小倉県の改正作業を見てみよう。小倉県では農民から耕地の減少などの申請が相次いだため、県の指導の下にいち早く区戸長や地主総代人が中心となって地押しがなされた。これを、官吏が一郡中の数十カ所について点検した後、地主には地券が交付された。この地押し丈量は明治六年の春には三分の二が済み、翌年春にはすべてが完了した。新たな丈量によって旧藩時代に比べると小倉県の反別は二〇六七町歩増大した。
ここまでは順調に進んだが、地価を定める基となる反当たり収穫量を定める段階で、農民と県は鋭く対立することとなった。当初、県は政府の方針に従って、地価を定めるに当たっては、農民の申し立てによって耕地間の地位の差などを定め、一筆ごとの収穫量(それに基づいて地価)を求め、それを村全体に積み上げ、さらに各村の数値を基本に郡、県全体の地価を定めるという方式をとった。
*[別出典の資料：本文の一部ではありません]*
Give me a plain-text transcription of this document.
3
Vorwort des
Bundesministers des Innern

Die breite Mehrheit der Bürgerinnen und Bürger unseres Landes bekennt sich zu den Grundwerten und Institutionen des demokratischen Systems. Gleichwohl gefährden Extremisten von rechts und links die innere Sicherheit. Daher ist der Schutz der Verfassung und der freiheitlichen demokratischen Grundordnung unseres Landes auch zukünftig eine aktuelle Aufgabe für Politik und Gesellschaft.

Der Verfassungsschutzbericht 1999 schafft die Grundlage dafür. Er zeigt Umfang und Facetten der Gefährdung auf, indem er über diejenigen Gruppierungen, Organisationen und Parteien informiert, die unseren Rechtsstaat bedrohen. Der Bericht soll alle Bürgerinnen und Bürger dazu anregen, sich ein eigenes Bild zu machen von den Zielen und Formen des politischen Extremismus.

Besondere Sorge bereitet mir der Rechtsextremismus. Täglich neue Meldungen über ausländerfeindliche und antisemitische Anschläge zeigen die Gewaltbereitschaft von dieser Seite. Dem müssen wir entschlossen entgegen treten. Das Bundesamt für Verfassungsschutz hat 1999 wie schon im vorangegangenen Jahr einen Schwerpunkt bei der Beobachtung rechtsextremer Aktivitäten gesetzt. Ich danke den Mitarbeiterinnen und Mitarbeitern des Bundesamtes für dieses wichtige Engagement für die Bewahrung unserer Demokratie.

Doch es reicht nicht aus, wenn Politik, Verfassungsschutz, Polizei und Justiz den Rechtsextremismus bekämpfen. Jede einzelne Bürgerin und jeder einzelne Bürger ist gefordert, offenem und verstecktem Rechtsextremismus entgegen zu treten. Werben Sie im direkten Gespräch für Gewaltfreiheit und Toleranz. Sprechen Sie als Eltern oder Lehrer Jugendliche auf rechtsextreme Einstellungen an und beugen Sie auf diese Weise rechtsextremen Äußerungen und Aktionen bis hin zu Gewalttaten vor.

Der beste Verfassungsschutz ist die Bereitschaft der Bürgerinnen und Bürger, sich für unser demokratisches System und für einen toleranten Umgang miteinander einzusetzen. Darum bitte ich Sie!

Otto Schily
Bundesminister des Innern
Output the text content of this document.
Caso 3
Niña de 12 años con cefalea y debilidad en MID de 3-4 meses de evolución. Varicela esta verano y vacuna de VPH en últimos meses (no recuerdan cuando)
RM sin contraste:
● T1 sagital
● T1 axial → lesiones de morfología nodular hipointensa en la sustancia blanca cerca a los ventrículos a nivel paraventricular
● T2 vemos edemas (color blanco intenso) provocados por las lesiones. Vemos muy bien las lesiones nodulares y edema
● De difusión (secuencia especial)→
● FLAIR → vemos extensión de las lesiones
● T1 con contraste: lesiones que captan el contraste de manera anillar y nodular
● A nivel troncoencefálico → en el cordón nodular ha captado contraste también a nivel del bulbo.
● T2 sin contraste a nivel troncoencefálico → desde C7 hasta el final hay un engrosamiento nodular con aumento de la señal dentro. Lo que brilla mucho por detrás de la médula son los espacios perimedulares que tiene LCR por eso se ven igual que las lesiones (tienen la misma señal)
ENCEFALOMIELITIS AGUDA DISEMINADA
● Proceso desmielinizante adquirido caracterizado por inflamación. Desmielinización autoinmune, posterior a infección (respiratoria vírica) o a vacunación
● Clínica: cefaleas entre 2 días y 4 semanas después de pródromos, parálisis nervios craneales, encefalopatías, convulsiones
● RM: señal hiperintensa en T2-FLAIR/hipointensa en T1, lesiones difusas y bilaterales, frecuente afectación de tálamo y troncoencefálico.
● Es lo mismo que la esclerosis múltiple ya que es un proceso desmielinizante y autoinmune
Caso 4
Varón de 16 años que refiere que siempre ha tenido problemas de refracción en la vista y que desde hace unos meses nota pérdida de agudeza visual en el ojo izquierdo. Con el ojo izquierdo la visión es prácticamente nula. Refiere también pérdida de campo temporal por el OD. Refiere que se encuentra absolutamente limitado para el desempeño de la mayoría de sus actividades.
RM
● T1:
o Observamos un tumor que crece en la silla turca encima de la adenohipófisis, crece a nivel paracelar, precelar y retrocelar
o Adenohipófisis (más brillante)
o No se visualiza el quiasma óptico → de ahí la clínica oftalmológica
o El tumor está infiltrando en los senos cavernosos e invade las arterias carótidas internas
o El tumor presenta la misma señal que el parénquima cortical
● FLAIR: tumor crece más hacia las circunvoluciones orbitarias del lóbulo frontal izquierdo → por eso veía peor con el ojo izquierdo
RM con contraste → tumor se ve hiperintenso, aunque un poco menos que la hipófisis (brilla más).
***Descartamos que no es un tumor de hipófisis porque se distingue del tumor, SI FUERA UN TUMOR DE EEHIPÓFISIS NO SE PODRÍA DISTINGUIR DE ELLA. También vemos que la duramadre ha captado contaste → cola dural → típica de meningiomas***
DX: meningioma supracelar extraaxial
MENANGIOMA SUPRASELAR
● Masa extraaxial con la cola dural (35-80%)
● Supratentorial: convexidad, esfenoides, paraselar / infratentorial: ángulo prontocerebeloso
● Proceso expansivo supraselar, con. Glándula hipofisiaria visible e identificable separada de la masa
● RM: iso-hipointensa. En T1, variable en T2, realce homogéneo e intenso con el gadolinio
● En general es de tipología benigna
こうした方式によって算定された小倉県の田の平均反当たり収量は米一石二斗九升六合(それに基づく地価は四四円三三銭)となった。しかし、これで地租を算出すると、地租は政府の見込みよりも大きく下回ることになった。このため、政府はこの改正を認めず、一石五斗以上の収穫があるものとするよう求めた。政府から派遣された租税寮の官吏は権令の小幡高政などとともに、この目的を達するため「百方説諭」したが、「僅カニ五分通リ増加」したに過ぎなかった。結局、県を挙げての度重なる説得によって、農民に一石五斗七合一勺の反収(この地価五一円三銭七厘)が押し付けられた。一反当たり七円ほど地価が引き上げられたわけだから、この押し付けによって、小倉県の農民は当初に比べると、一反につき二一銭多く地租を負担することになったわけである。
政府が当初の方針を翻したのは、政府財政収入を安定させるために、ほぼ旧貢租並みの税収を確保することを方針としていたからであった。この旧貢租額を維持するために、上から政府が各県に予定地租を割り振り、県はそれを各郡に配分したのである。こうした押し付けの結果、政府は安定した財政収入を得ることができたが、農民は高額の地租を負担することになった。しかもこの地租は金納しなければならなかったから、農民は収穫した米を自ら売却して貨幣を手に入れなければならなかった。純農村に住む農民にとってその負担も大きかった。また、この米穀販売を基点にして、農民は急速に貨幣経済に巻き込まれていくことになった。